In queste ultime domeniche il Vangelo di Matteo cerca di mostrarci l’ampiezza e la profondità del cuore umano, così misterioso e così pieno di meraviglie, ma anche di oscurità e ambiguità. Così lo immagina Teresa di Gesù:
«Possiamo considerare la nostra anima come un castello fatto di un sol diamante o di un tersissimo cristallo, nel quale vi siano molte mansioni, come molte ve ne sono in cielo.
Del resto, sorelle, se ci pensiamo bene, che cos’è l’anima del giusto se non un paradiso, dove il Signore dice di prendere le sue delizie? […] No, non vi è nulla che possa paragonarsi alla grande bellezza di un’anima e alla sua immensa capacità!» (1M1,1)
È un cuore capace di beatitudine, di cogliere cioè il nucleo di gioia intima, il dono di Dio, che ogni situazione della vita contiene. Di credere che dalla morte possa sprigionarsi la vita, anche quando cessa ogni speranza umana. Capace quindi di contenere lo Spirito e vivere seguendo la sua Voce.
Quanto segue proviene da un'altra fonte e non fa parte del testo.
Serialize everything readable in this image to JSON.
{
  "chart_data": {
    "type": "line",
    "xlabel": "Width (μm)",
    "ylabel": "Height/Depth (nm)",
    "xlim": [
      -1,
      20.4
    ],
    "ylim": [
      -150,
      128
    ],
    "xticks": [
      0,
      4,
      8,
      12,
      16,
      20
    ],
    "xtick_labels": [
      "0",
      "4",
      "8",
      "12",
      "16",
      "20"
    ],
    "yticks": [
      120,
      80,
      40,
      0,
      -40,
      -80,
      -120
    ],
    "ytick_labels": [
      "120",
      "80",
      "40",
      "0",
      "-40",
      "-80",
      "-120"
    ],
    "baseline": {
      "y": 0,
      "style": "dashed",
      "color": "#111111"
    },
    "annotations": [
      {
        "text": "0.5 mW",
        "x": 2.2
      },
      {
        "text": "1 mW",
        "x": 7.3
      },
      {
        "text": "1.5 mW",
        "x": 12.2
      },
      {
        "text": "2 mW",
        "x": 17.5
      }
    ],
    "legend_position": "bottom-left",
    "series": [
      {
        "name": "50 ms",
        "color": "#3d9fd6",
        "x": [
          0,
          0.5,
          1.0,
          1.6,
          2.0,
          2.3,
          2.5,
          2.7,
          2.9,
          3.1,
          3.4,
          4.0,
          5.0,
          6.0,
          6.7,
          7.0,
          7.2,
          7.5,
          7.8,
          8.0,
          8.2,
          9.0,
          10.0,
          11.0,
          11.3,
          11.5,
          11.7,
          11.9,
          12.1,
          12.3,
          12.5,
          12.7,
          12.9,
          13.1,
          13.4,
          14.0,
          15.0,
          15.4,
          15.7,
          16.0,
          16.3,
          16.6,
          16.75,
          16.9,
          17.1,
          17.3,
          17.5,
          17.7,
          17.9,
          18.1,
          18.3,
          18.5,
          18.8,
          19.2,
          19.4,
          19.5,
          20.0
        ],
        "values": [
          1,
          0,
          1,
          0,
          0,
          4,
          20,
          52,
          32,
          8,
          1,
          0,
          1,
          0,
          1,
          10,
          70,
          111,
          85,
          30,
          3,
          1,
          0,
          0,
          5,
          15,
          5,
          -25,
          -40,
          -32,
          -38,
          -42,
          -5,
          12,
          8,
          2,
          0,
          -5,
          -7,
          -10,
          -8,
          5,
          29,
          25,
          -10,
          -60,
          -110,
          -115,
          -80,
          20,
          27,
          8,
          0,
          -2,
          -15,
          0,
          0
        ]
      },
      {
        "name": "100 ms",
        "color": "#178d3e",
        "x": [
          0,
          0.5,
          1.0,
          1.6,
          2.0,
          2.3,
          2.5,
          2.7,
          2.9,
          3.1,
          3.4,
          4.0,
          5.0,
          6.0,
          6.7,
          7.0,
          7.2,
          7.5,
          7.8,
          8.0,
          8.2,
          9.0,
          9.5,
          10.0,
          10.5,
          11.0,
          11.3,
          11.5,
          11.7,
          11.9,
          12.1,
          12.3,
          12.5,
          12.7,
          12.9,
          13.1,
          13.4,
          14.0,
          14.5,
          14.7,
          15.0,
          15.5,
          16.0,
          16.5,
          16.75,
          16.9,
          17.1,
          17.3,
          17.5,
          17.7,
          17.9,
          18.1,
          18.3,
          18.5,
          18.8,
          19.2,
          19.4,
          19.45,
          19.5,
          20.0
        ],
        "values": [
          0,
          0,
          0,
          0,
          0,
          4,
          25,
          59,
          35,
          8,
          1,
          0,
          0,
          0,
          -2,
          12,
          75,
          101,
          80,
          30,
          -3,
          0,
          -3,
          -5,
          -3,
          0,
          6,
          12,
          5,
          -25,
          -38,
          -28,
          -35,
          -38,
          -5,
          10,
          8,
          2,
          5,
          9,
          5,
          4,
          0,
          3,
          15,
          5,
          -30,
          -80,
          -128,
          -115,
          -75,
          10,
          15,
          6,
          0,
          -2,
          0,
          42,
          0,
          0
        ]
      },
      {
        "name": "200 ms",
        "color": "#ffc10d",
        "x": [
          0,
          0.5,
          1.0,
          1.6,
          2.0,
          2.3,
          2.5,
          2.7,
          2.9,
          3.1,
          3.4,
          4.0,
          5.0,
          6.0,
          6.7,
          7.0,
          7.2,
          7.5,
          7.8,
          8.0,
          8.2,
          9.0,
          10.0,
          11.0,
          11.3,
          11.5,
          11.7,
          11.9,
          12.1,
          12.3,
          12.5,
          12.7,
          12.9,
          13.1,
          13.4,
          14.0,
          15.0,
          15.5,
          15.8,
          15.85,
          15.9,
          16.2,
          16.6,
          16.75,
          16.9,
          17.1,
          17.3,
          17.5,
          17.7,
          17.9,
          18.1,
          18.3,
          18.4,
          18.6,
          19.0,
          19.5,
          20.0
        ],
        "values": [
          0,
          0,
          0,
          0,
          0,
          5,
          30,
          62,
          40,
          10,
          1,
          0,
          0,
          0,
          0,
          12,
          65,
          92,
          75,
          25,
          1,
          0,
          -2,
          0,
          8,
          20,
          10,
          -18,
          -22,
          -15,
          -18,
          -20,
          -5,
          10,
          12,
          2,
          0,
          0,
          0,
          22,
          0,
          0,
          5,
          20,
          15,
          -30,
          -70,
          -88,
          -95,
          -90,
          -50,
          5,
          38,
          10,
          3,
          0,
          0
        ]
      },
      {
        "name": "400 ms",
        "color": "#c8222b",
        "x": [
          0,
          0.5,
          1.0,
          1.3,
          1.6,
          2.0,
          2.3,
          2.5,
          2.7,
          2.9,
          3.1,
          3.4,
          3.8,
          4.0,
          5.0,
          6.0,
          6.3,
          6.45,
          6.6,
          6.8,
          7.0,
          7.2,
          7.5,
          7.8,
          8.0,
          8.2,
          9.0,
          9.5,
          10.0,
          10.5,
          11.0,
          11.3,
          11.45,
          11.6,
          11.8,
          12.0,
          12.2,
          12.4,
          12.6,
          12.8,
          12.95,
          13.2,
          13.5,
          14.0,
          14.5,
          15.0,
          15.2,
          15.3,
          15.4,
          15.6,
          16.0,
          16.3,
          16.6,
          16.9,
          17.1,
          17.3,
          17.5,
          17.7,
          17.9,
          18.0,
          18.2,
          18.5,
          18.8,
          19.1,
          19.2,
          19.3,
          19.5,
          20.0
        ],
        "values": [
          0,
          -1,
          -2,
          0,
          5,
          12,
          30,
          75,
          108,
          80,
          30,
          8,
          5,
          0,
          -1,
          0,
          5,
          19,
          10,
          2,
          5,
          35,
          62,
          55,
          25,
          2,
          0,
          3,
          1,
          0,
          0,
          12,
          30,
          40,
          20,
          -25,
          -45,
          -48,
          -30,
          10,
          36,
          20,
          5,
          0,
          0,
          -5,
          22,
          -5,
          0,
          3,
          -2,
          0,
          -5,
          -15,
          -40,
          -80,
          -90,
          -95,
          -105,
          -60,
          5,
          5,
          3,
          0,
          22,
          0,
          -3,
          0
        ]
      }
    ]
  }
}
Come ci ricordava il Vangelo di domenica scorsa, tuttavia, il cuore umano porta in sé la possibilità di essere tenebra, di divenire insipiente (Voi siete il sale della terra; ma se il sale perde il sapore…? Voi siete la luce del mondo; non può restare nascosta una città che sta sopra un monte, né si accende una lampada per metterla sotto il moggio…Mt 5, 13-15)). Non possiamo nasconderci come nel nostro cuore alberghino i sentimenti che il profeta Isaia (58, 7-10) elencava nella prima lettura di domenica scorsa (Se toglierai di mezzo a te…): l’attitudine a non lasciare spazio agli altri per essere riconosciuti (l’oppressione), a giudicare e condannare (puntare il dito), a sparlare e calunniare (parlare empio). Per fare luce in noi e per camminare verso la Luce e la beatitudine vera è importante non nasconderci queste zone d’ombra, farle emergere, esporle al suo chiarore.
Così il Vangelo di oggi ci viene in aiuto: l’approfondimento e la radicalizzazione della legge operate da Gesù tendono a toccare sul vivo il nostro cuore, a far sì che la sua Parola vi penetri sempre più a fondo e venga a liberarlo. Intende, Gesù, togliere gli ostacoli, prevalentemente interiori, che ci impediscono di seguirlo in pienezza.
Così il “non ucciderai” (v. 21) entra nella profondità dei nostri sentimenti ostili e collerici verso le persone con cui viviamo. L’esteriorità del rito deve cedere il passo al primato della relazione: può essere interrotto per cercare la riconciliazione con il fratello (v.23-24). E siamo invitati a riconoscere il vantaggio di un patteggiamento, fatto di tatto, pazienza e diplomazia, verso i nostri nemici, soprattutto interiori, consapevoli che non si debellano con la violenza (v 25-26).
Come adulterio (v. 27) viene letto ogni desiderio che consapevolmente violi, spezzi o deteriori un legame d’amore, il quale per essere vero necessita di oblatività e pazienza.
L’attenzione ai sentimenti, la raccomandazione alla vigilanza sul cuore che comanda mani e occhi (v. 29-30) è, ancora una volta, il segno di come sia importante conoscere i nostri moti interiori per accoglierli con pace, senza doverli seguire o esserne sopraffatti.
Il parlare dell’uomo (v. 33-37) infine, dev’essere talmente vero e consapevole, proveniente da un cuore autentico, provato nella relazione, da non aver bisogno di giuramenti che ne attestino la genuinità.
Ecco perché nella relazione che ci costituisce nel profondo e quindi anche nella preghiera, che, infine, è uno stile di vita totalmente relazionato, è fondamentale il conoscere se stessi, il proprio cuore. Santa Teresa di Gesù sostiene, per esperienza personale, che la conoscenza di sé è condizione e cammino di preghiera, cioè è sia presupposta, sia favorita dalla relazione di amicizia con Dio.
«La conoscenza di sé e dei propri peccati è il pane che in questo cammino dell’orazione si deve mangiare con tutti i cibi, anche con i più delicati, e senza di esso non ci si può sostenere.» (V 13, 15).